Sodium Ferulate Inhibits Rat Cardiomyocyte Hypertrophy Induced by Angiotensin II Through Enhancement of Endothelial Nitric Oxide Synthase/Nitric Oxide/Cyclic Guanosine Monophosphate Signaling Pathway.

Abstract

Sodium ferulate (SF) is the sodium salt of ferulic acid, which is one of the effective components of Angelica sinensis and Lignsticum chuanxiong , and plays an important role in protecting the cardiovascular system.

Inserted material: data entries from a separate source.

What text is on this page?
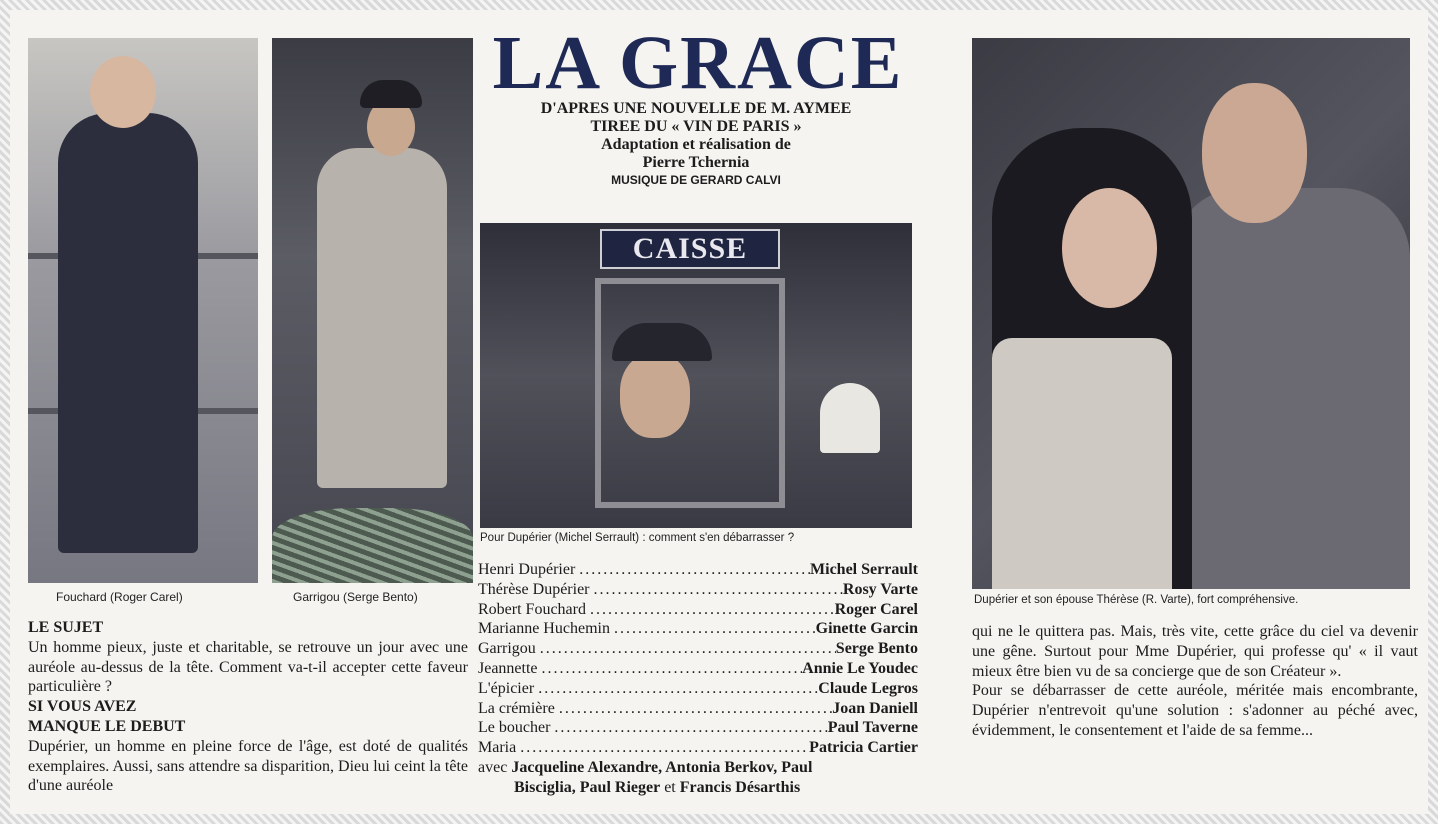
Fouchard (Roger Carel)	Garrigou (Serge Bento)
LA GRACE
D'APRES UNE NOUVELLE DE M. AYMEE
TIREE DU « VIN DE PARIS »
Adaptation et réalisation de
Pierre Tchernia
MUSIQUE DE GERARD CALVI
CAISSE
Pour Dupérier (Michel Serrault) : comment s'en débarrasser ?
Henri Dupérier .....	Michel Serrault
Thérèse Dupérier .....	Rosy Varte
Robert Fouchard .....	Roger Carel
Marianne Huchemin .....	Ginette Garcin
Garrigou .....	Serge Bento
Jeannette .....	Annie Le Youdec
L'épicier .....	Claude Legros
La crémière .....	Joan Daniell
Le boucher .....	Paul Taverne
Maria .....	Patricia Cartier
avec Jacqueline Alexandre, Antonia Berkov, Paul
Bisciglia, Paul Rieger et Francis Désarthis
Dupérier et son épouse Thérèse (R. Varte), fort compréhensive.
LE SUJET
Un homme pieux, juste et charitable, se retrouve un jour avec une auréole au-dessus de la tête. Comment va-t-il accepter cette faveur particulière ?
SI VOUS AVEZ
MANQUE LE DEBUT
Dupérier, un homme en pleine force de l'âge, est doté de qualités exemplaires. Aussi, sans attendre sa disparition, Dieu lui ceint la tête d'une auréole
qui ne le quittera pas. Mais, très vite, cette grâce du ciel va devenir une gêne. Surtout pour Mme Dupérier, qui professe qu' « il vaut mieux être bien vu de sa concierge que de son Créateur ».
Pour se débarrasser de cette auréole, méritée mais encombrante, Dupérier n'entrevoit qu'une solution : s'adonner au péché avec, évidemment, le consentement et l'aide de sa femme...
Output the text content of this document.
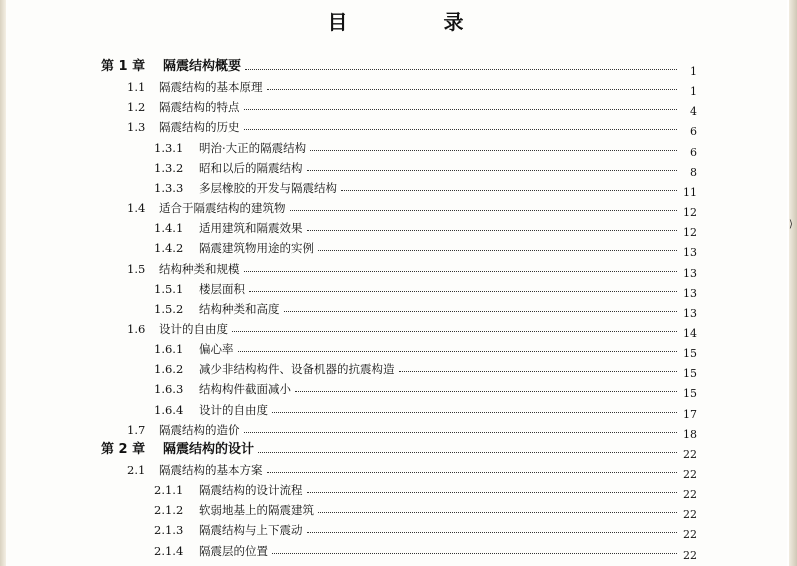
目　录
第 1 章	隔震结构概要	1
1.1	隔震结构的基本原理	1
1.2	隔震结构的特点	4
1.3	隔震结构的历史	6
1.3.1	明治·大正的隔震结构	6
1.3.2	昭和以后的隔震结构	8
1.3.3	多层橡胶的开发与隔震结构	11
1.4	适合于隔震结构的建筑物	12
1.4.1	适用建筑和隔震效果	12
1.4.2	隔震建筑物用途的实例	13
1.5	结构种类和规模	13
1.5.1	楼层面积	13
1.5.2	结构种类和高度	13
1.6	设计的自由度	14
1.6.1	偏心率	15
1.6.2	减少非结构构件、设备机器的抗震构造	15
1.6.3	结构构件截面减小	15
1.6.4	设计的自由度	17
1.7	隔震结构的造价	18
第 2 章	隔震结构的设计	22
2.1	隔震结构的基本方案	22
2.1.1	隔震结构的设计流程	22
2.1.2	软弱地基上的隔震建筑	22
2.1.3	隔震结构与上下震动	22
2.1.4	隔震层的位置	22
⟩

In this study, myocardial hypertrophy was induced by angiotensin II 0.1 μmol/L in neonatal Sprague-Dawley rat ventricular myocytes. Nine groups were designed, that is, normal, normal administration, model, L-arginine (L-arg 1000 μmol/L), SF (50, 100, 200 μmol/L) group, and N G -nitro-L-arg-methyl ester 1500 μmol/L combined with SF 200 μmol/L or L-arg 1000 μmol/L group, respectively. Cardiomyocyte hypertrophy was confirmed by observing histological changes and measurements of cell diameter, protein content and atrial natriuretic factor, and β-myosin heavy chain levels of the cells. Notably, SF could inhibit significantly myocardial hypertrophy of neonatal rat cardiomyocytes in a concentration-dependent manner without producing cytotoxicity, and the levels of nitric oxide, NO synthase (NOS), endothelial NOS, and cyclic guanosine monophosphate were increased, but the level of cyclic adenosine monophosphate was decreased in cardiomyocytes. Simultaneously, levels of protein kinase C beta, Raf-1, and extracellular regulated protein kinase 1/2 (ERK1/2) were downregulated, whereas levels of mitogen-activated protein kinase phosphatase-1 were significantly upregulated. All the beneficial effects of SF were blunted by N G -nitro-L-arg-methyl ester. Overall, these findings reveal that SF can inhibit angiotensin II-induced myocardial hypertrophy of neonatal rat cardiomyocytes, which is closely related to activation of endothelial NOS/NO/cyclic guanosine monophosphate, and inhibition of protein kinase C and mitogen-activated protein kinase signaling pathways.